En el momento presente, mi vida es una sinfonía compuesta de tres movimientos distintos: «muchas personas», «algunas personas» y «casi nadie». Cada uno de ellos dura aproximadamente cuatro meses por año, se mezclan con frecuencia durante el mismo mes, pero no se confunden.
«Muchas personas» son los momentos en que estoy en contacto con el público, los editores, los periodistas. «Algunas personas» ocurre cuando voy a Brasil, me reúno con mis amigos de siempre, camino por la playa de Copacabana, asisto a uno u otro acontecimiento social, pero generalmente me quedo en casa.
Ahora bien, mi intención hoy es la de divagar un poco sobre el movimiento «casi nadie». En este momento ya ha caído la noche en este pueblo de los Pirineos con doscientos habitantes, cuyo nombre prefiero mantener en secreto y donde hace poco compré un antiguo molino transformado en casa.

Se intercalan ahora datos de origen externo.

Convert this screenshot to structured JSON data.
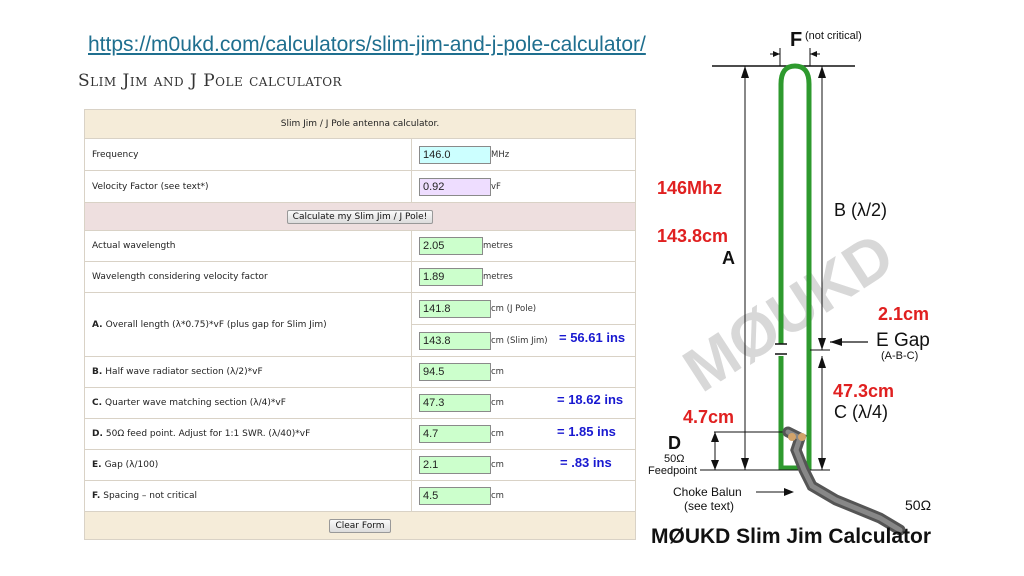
{
  "url": "https://m0ukd.com/calculators/slim-jim-and-j-pole-calculator/",
  "page_heading": "Slim Jim and J Pole calculator",
  "calculator": {
    "title": "Slim Jim / J Pole antenna calculator.",
    "frequency": {
      "label": "Frequency",
      "value": "146.0",
      "unit": "MHz"
    },
    "velocity_factor": {
      "label": "Velocity Factor (see text*)",
      "value": "0.92",
      "unit": "vF"
    },
    "calculate_button": "Calculate my Slim Jim / J Pole!",
    "actual_wavelength": {
      "label": "Actual wavelength",
      "value": "2.05",
      "unit": "metres"
    },
    "wavelength_vf": {
      "label": "Wavelength considering velocity factor",
      "value": "1.89",
      "unit": "metres"
    },
    "overall": {
      "letter": "A.",
      "label": "Overall length (λ*0.75)*vF (plus gap for Slim Jim)",
      "jpole_value": "141.8",
      "jpole_unit": "cm (J Pole)",
      "slimjim_value": "143.8",
      "slimjim_unit": "cm (Slim Jim)",
      "inches": "= 56.61 ins"
    },
    "half_wave": {
      "letter": "B.",
      "label": "Half wave radiator section (λ/2)*vF",
      "value": "94.5",
      "unit": "cm"
    },
    "quarter_wave": {
      "letter": "C.",
      "label": "Quarter wave matching section (λ/4)*vF",
      "value": "47.3",
      "unit": "cm",
      "inches": "= 18.62 ins"
    },
    "feed_point": {
      "letter": "D.",
      "label": "50Ω feed point. Adjust for 1:1 SWR. (λ/40)*vF",
      "value": "4.7",
      "unit": "cm",
      "inches": "= 1.85 ins"
    },
    "gap": {
      "letter": "E.",
      "label": "Gap (λ/100)",
      "value": "2.1",
      "unit": "cm",
      "inches": "= .83 ins"
    },
    "spacing": {
      "letter": "F.",
      "label": "Spacing – not critical",
      "value": "4.5",
      "unit": "cm"
    },
    "clear_button": "Clear Form"
  },
  "diagram": {
    "f_label": "F",
    "f_note": "(not critical)",
    "freq": "146Mhz",
    "a_value": "143.8cm",
    "a_label": "A",
    "b_label": "B (λ/2)",
    "e_value": "2.1cm",
    "e_label": "E Gap",
    "e_formula": "(A-B-C)",
    "c_value": "47.3cm",
    "c_label": "C (λ/4)",
    "d_value": "4.7cm",
    "d_label": "D",
    "d_ohm": "50Ω",
    "d_feed": "Feedpoint",
    "balun_1": "Choke Balun",
    "balun_2": "(see text)",
    "coax_ohm": "50Ω",
    "watermark": "MØUKD",
    "caption": "MØUKD Slim Jim Calculator",
    "colors": {
      "element": "#2e9a2e",
      "accent": "#e02020"
    }
  }
}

Me despierto todas las mañanas con el canto del gallo, tomo mi café y salgo a caminar entre las vacas, los corderos, las plantaciones de maíz y de heno. Contemplo las montañas y -al contrario que en el movimiento «muchas personas»- nunca procuro pensar en quién soy. No tengo preguntas ni respuestas, vivo por entero en el momento presente, por entender que el año tiene cuatro estaciones (sí, puede parecer obvio, pero a veces lo olvidamos) y yo me transformo con el paisaje circundante.
En este momento, no me interesa demasiado lo que ocurre en Iraq o en Afganistán: como cualquier otra persona que vive en el interior, las noticias más importantes son las relacionadas con la meteorología. Todos los que viven en el pueblo saben si va a llover, hacer frío, soplar mucho viento, ya que eso afecta directamente a sus vidas, sus planes, sus cosechas. Veo a un labrador que está ocupándose de su campo, nos deseamos «Buenos días», hablamos de las previsiones sobre el tiempo y seguimos haciendo lo que estábamos haciendo: él con su arado y yo con mi largo paseo.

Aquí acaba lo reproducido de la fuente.